Ainsi les bergers dans la nuit. Avec eux, nous apprenons que dans la ville de David un enfant est né. Pour eux, « ville de David » désigne un lieu de mémoire, la mémoire de leurs ancêtres, mais aussi la nôtre. Nous savons que Dieu a choisi David pour que son peuple vive libre dans la dignité et nous savons aussi de haute certitude que cette promesse ne concernait pas seulement un seul royaume, mais toute l’humanité. La parole qui leur est dite « Dans la ville de David est né un sauveur », n’est pas seulement pour eux ; ils le voient parce que le ciel lui-même atteste que toute l’humanité est concernée.

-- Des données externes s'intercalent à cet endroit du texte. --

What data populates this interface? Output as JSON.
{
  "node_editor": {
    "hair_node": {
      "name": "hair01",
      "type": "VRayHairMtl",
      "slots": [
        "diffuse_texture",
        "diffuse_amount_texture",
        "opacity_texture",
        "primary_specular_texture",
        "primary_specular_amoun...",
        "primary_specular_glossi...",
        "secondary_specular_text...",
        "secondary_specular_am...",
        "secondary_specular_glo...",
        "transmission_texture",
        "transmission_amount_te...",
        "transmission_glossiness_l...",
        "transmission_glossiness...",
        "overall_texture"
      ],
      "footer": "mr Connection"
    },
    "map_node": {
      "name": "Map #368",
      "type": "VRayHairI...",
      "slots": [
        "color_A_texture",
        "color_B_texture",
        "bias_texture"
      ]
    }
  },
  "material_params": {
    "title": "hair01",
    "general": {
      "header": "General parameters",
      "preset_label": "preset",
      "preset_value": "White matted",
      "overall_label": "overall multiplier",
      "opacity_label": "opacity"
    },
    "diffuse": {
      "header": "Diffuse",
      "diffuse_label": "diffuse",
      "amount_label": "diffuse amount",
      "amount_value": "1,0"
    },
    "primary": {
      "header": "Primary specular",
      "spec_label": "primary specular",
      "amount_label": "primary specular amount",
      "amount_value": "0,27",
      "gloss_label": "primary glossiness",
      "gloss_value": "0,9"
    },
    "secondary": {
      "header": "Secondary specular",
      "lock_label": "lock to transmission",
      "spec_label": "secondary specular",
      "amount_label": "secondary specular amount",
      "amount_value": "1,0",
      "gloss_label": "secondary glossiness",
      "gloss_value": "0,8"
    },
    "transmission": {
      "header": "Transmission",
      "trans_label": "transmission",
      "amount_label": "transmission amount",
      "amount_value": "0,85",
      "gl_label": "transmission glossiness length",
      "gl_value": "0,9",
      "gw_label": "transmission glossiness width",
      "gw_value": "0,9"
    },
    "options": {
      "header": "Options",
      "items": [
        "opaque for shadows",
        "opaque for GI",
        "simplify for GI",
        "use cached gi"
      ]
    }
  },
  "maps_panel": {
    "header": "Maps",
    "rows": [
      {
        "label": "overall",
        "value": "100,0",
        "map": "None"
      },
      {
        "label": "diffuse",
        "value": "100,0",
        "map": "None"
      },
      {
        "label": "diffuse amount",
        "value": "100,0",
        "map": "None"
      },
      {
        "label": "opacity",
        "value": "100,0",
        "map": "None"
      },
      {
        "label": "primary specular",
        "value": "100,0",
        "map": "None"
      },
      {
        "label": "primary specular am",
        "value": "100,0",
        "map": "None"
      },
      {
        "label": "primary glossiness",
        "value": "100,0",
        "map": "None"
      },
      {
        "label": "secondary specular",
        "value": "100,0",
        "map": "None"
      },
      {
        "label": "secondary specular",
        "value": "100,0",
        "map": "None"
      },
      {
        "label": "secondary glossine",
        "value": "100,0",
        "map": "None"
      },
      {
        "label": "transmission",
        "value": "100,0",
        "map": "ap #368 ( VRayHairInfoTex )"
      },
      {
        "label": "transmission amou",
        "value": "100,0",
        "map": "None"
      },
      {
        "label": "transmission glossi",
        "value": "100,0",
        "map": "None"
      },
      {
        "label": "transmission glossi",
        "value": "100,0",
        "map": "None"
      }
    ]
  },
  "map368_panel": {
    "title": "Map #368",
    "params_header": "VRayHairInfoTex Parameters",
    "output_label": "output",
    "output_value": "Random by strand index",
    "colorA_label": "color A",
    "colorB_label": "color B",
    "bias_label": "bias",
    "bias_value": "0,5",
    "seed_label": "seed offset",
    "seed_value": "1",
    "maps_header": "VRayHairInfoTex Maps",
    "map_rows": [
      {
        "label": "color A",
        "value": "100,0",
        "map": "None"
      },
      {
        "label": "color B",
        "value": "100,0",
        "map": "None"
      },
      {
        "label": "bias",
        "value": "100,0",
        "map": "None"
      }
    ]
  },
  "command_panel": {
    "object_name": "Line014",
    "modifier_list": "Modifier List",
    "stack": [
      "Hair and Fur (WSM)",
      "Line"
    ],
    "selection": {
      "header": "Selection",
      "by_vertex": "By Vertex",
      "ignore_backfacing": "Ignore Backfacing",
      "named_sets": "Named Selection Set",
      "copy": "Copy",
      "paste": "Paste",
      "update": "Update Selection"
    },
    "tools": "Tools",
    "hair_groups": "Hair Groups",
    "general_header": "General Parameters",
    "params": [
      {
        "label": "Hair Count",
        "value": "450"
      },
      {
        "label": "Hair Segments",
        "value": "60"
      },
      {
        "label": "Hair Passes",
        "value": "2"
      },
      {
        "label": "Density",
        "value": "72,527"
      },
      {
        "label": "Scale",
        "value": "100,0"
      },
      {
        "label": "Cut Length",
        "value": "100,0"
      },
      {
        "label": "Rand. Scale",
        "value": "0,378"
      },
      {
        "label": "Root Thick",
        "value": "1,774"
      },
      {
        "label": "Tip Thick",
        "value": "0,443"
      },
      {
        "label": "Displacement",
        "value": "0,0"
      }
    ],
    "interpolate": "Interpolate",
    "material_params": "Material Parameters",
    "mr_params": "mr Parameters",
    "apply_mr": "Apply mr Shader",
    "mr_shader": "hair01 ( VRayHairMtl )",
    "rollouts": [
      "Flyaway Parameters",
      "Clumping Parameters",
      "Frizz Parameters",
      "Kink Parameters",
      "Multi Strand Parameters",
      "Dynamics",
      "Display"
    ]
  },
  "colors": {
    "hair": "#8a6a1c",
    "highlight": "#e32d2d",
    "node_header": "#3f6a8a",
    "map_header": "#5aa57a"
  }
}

Comme les bergers, comme les humbles et les pauvres, nous nous approchons de la ville de David où Dieu a marqué d’un sceau indélébile l’attente des humains et fait paraître l’espérance. Nous pourrons alors discerner que l’enfant qui vient au monde s’accomplit ce qui outrepasse notre attente : le don qui nous est fait n’est pas un cadeau, c’est la présence même du Dieu vivant qui partage notre vie pour nous faire partager sa vie.